Tuesday, August 19, 2008

Employers Less Likely to Hire Interns, Entry Level Applicants this Year

With a slowing economy, employers are currently less likely to hire interns and employees for entry-level jobs than in previous years.

MonsterTRAK's annual survey of college students, graduates and employers revealed that only 59 percent of employers planned on hiring 2008 spring and summer graduates, a decrease of 17 percent from last year.
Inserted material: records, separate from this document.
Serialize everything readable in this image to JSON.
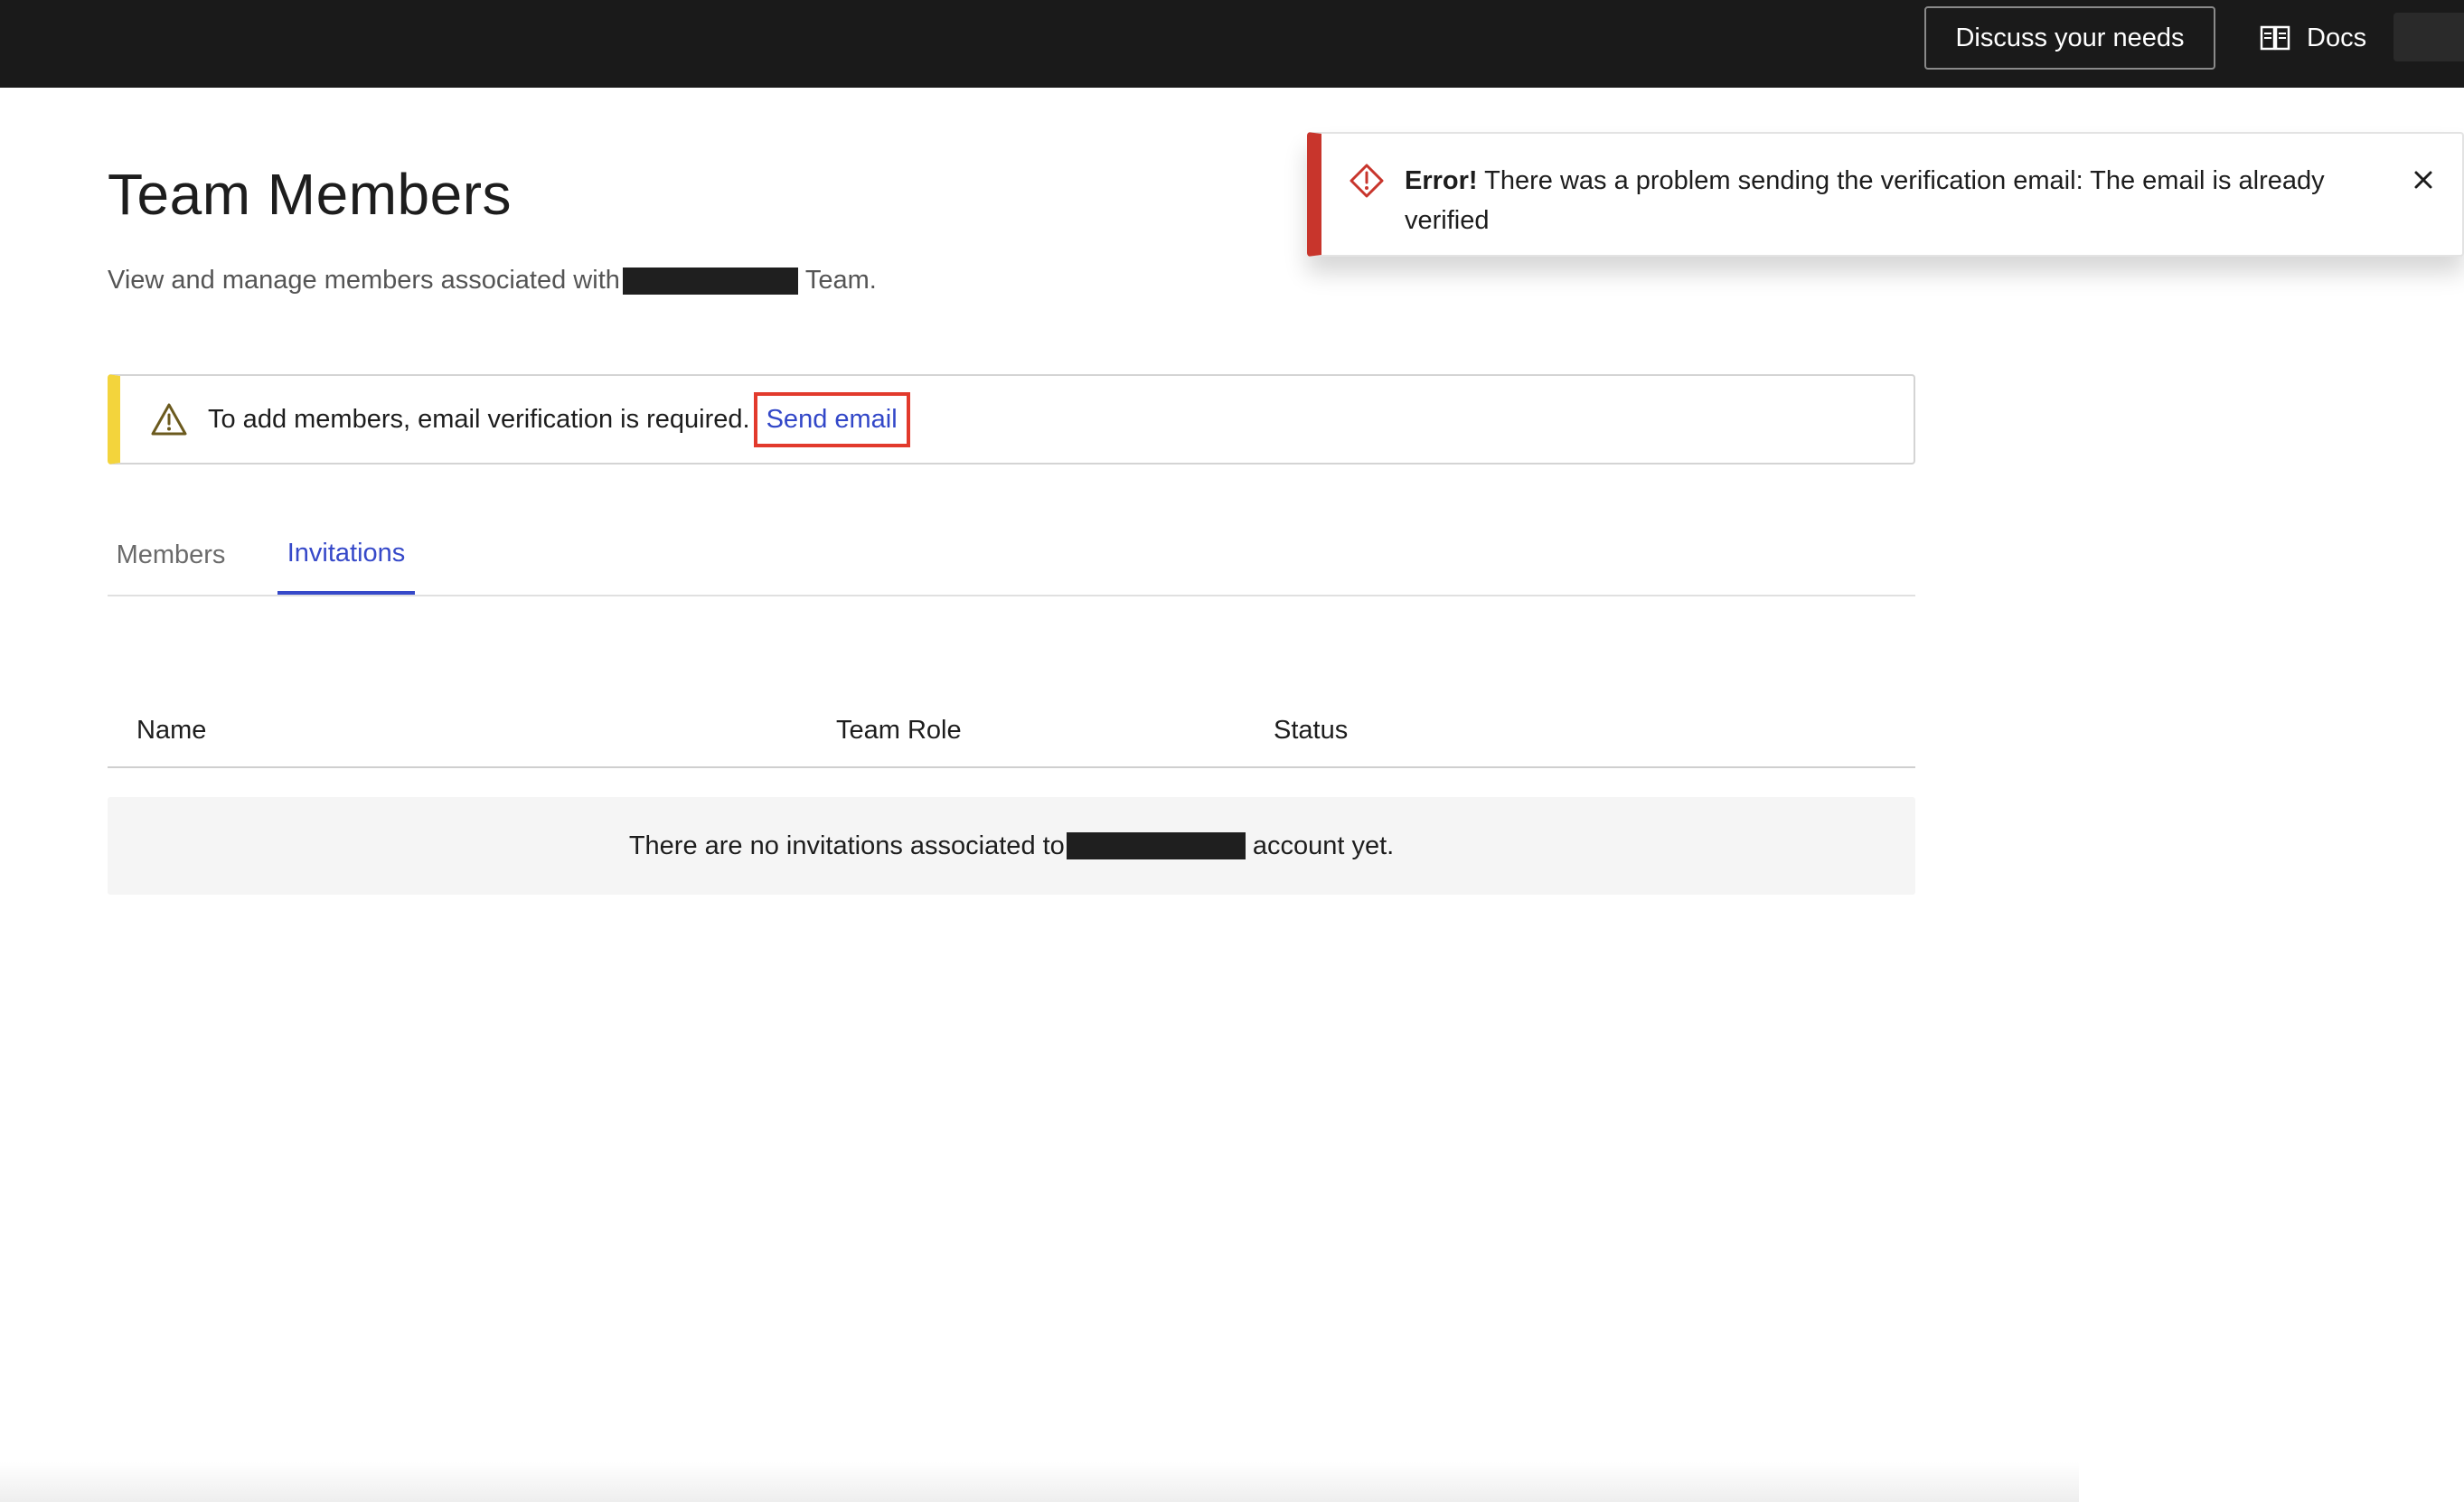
{
  "header": {
    "discuss_label": "Discuss your needs",
    "docs_label": "Docs",
    "docs_icon": "book-icon"
  },
  "page": {
    "title": "Team Members",
    "subtitle_prefix": "View and manage members associated with",
    "subtitle_suffix": "Team."
  },
  "verification_banner": {
    "icon": "warning-triangle-icon",
    "message": "To add members, email verification is required.",
    "action_label": "Send email",
    "accent_color": "#f3d43c"
  },
  "tabs": [
    {
      "label": "Members",
      "active": false
    },
    {
      "label": "Invitations",
      "active": true
    }
  ],
  "table": {
    "columns": [
      "Name",
      "Team Role",
      "Status"
    ],
    "empty_prefix": "There are no invitations associated to",
    "empty_suffix": "account yet."
  },
  "toast": {
    "icon": "error-diamond-icon",
    "title": "Error!",
    "message": "There was a problem sending the verification email: The email is already verified",
    "close_icon": "close-icon",
    "accent_color": "#c8352c"
  },
  "colors": {
    "topbar": "#1a1a1a",
    "link": "#3649c9"
  }
}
At the same time, 29 percent of employers were unsure of whether or not to hire interns, nearly twice as many as in 2007.

It was noted that 85 percent of employers that did plan to hire interns or entry-level workers would offer an equal amount or more positions than in 2007, and one-third of employers planned on increasing entry-level salaries by 1 to 5 percent.
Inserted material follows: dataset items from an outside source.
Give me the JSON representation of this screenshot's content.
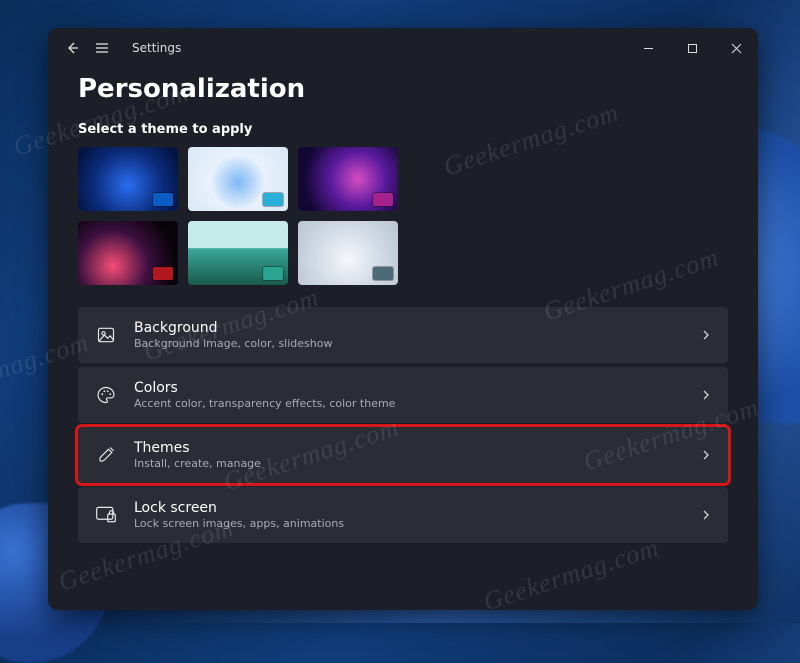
{
  "watermark_text": "Geekermag.com",
  "header": {
    "app_name": "Settings",
    "page_title": "Personalization"
  },
  "themes": {
    "section_label": "Select a theme to apply",
    "tiles": [
      {
        "name": "windows-dark-blue",
        "accent": "#0b5cc4"
      },
      {
        "name": "windows-light-blue",
        "accent": "#29b0d9"
      },
      {
        "name": "glow-purple",
        "accent": "#a5218c"
      },
      {
        "name": "flow-dark-red",
        "accent": "#b1191f"
      },
      {
        "name": "captured-motion",
        "accent": "#2aa591"
      },
      {
        "name": "sunrise-light",
        "accent": "#4c6a78"
      }
    ]
  },
  "list_items": [
    {
      "key": "background",
      "icon": "image-icon",
      "title": "Background",
      "subtitle": "Background image, color, slideshow",
      "highlight": false
    },
    {
      "key": "colors",
      "icon": "palette-icon",
      "title": "Colors",
      "subtitle": "Accent color, transparency effects, color theme",
      "highlight": false
    },
    {
      "key": "themes",
      "icon": "paintbrush-icon",
      "title": "Themes",
      "subtitle": "Install, create, manage",
      "highlight": true
    },
    {
      "key": "lock-screen",
      "icon": "lock-screen-icon",
      "title": "Lock screen",
      "subtitle": "Lock screen images, apps, animations",
      "highlight": false
    }
  ]
}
The survey also revealed that despite the status of the economy, students are remaining positive about their chances to grab an internship or entry-level job, as 73 percent of students expect to receive two or more offers by graduation.

Of the students surveyed, 81 percent ranked job growth opportunities as being important, 79 percent ranked personal fulfillment highly and only 57 percent ranked salary as being important.

While remaining optimistic, students are having a hard time getting out on their own, according to an article on BNET. While last year's survey showed 22 percent of 2007 graduates planned to move back home for more than six months, 43 percent are still living at home this year. Also, 42 percent of students have a student loan debt higher than $25,000 and 33 percent have credit card balances higher than $5,000.

The reason some students may not be finding work is the difference in opinions between students and employers as to what is most important. The survey revealed 43 percent of employers think personal characteristics are most important, while only 19 percent of graduates think the same. Also, 48 percent of students think relevant work experience is the most important item, while only 21 percent of employers agreed.

Employers also noted that some student behavior during interviews can result in adverse hiring decisions, such as a general lack of professionalism, wearing inappropriate attire and arriving late. Most employers also expect a thank-you note, while 28 percent of students didn't follow up with employers in 2007.